Quoting "H.J. Lu" <hjl.to...@gmail.com>:
On Sun, May 13, 2012 at 6:17 PM, <amyl...@spamcop.net> wrote:
Quoting "H.J. Lu" <hjl.to...@gmail.com>:
What is the expect run-time behavior when a + b has
overflow/underflow?
The expectation is wrap-around. Note that loop strenght reduction can
cause assumed wrap-around semantics in RTL for strictly conforming C input
where no such wrap-around is in evidence.
I noticed that also. But my impression is loop strength reduction doesn't
use wrap-around address for load/store directly.

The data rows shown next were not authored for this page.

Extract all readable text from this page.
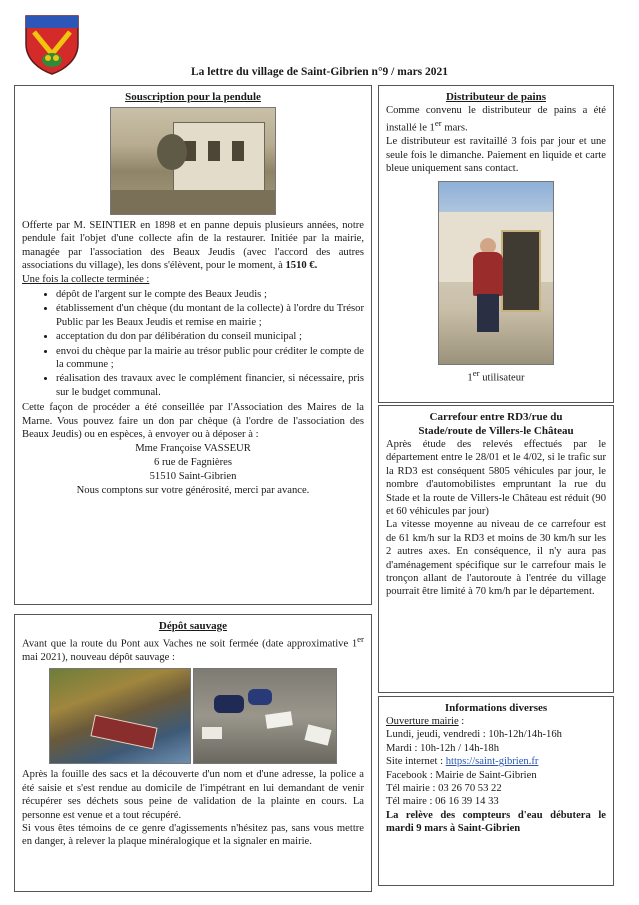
La lettre du village de Saint-Gibrien n°9 / mars 2021
Souscription pour la pendule

Offerte par M. SEINTIER en 1898 et en panne depuis plusieurs années, notre pendule fait l'objet d'une collecte afin de la restaurer. Initiée par la mairie, managée par l'association des Beaux Jeudis (avec l'accord des autres associations du village), les dons s'élèvent, pour le moment, à 1510 €.

Une fois la collecte terminée :

• dépôt de l'argent sur le compte des Beaux Jeudis ;
• établissement d'un chèque (du montant de la collecte) à l'ordre du Trésor Public par les Beaux Jeudis et remise en mairie ;
• acceptation du don par délibération du conseil municipal ;
• envoi du chèque par la mairie au trésor public pour créditer le compte de la commune ;
• réalisation des travaux avec le complément financier, si nécessaire, pris sur le budget communal.

Cette façon de procéder a été conseillée par l'Association des Maires de la Marne. Vous pouvez faire un don par chèque (à l'ordre de l'association des Beaux Jeudis) ou en espèces, à envoyer ou à déposer à :

Mme Françoise VASSEUR
6 rue de Fagnières
51510 Saint-Gibrien
Nous comptons sur votre générosité, merci par avance.
Distributeur de pains

Comme convenu le distributeur de pains a été installé le 1er mars.

Le distributeur est ravitaillé 3 fois par jour et une seule fois le dimanche. Paiement en liquide et carte bleue uniquement sans contact.

1er utilisateur
Carrefour entre RD3/rue du
Stade/route de Villers-le Château

Après étude des relevés effectués par le département entre le 28/01 et le 4/02, si le trafic sur la RD3 est conséquent 5805 véhicules par jour, le nombre d'automobilistes empruntant la rue du Stade et la route de Villers-le Château est réduit (90 et 60 véhicules par jour)

La vitesse moyenne au niveau de ce carrefour est de 61 km/h sur la RD3 et moins de 30 km/h sur les 2 autres axes. En conséquence, il n'y aura pas d'aménagement spécifique sur le carrefour mais le tronçon allant de l'autoroute à l'entrée du village pourrait être limité à 70 km/h par le département.

Dépôt sauvage

Avant que la route du Pont aux Vaches ne soit fermée (date approximative 1er mai 2021), nouveau dépôt sauvage :

Après la fouille des sacs et la découverte d'un nom et d'une adresse, la police a été saisie et s'est rendue au domicile de l'impétrant en lui demandant de venir récupérer ses déchets sous peine de validation de la plainte en cours. La personne est venue et a tout récupéré.

Si vous êtes témoins de ce genre d'agissements n'hésitez pas, sans vous mettre en danger, à relever la plaque minéralogique et la signaler en mairie.

Informations diverses

Ouverture mairie :

Lundi, jeudi, vendredi : 10h-12h/14h-16h

Mardi : 10h-12h / 14h-18h

Site internet : https://saint-gibrien.fr

Facebook : Mairie de Saint-Gibrien

Tél mairie : 03 26 70 53 22

Tél maire : 06 16 39 14 33

La relève des compteurs d'eau débutera le mardi 9 mars à Saint-Gibrien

I've actually seen it for loop strength reduction, but here is
an example that does not even involve loop strength reduction to
get into trouble - it just involves the distributive law in the
indexed access itself:
extern int a[];
void f (int o)
{
int i;
for (i = C; i < C + 100; i++)
{
a[o-i] = 0;
}
}
At -O2, gcc (GCC) 4.7.0 20120504 (Red Hat 4.7.0-4) for i686 gives:
f:
.LFB0:
.cfi_startproc
movl 4(%esp), %ecx
movl $100, %eax
.p2align 4,,7
.p2align 3
.L2:
leal (%eax,%ecx), %edx
subl $1, %eax
movl $0, a-1200000400(,%edx,4)
jne .L2
rep
ret
.cfi_endproc
Now consider what happens if o == C, and a is within the first GB.
unless the base address is encoded as 64 bit, you'll have an overflow.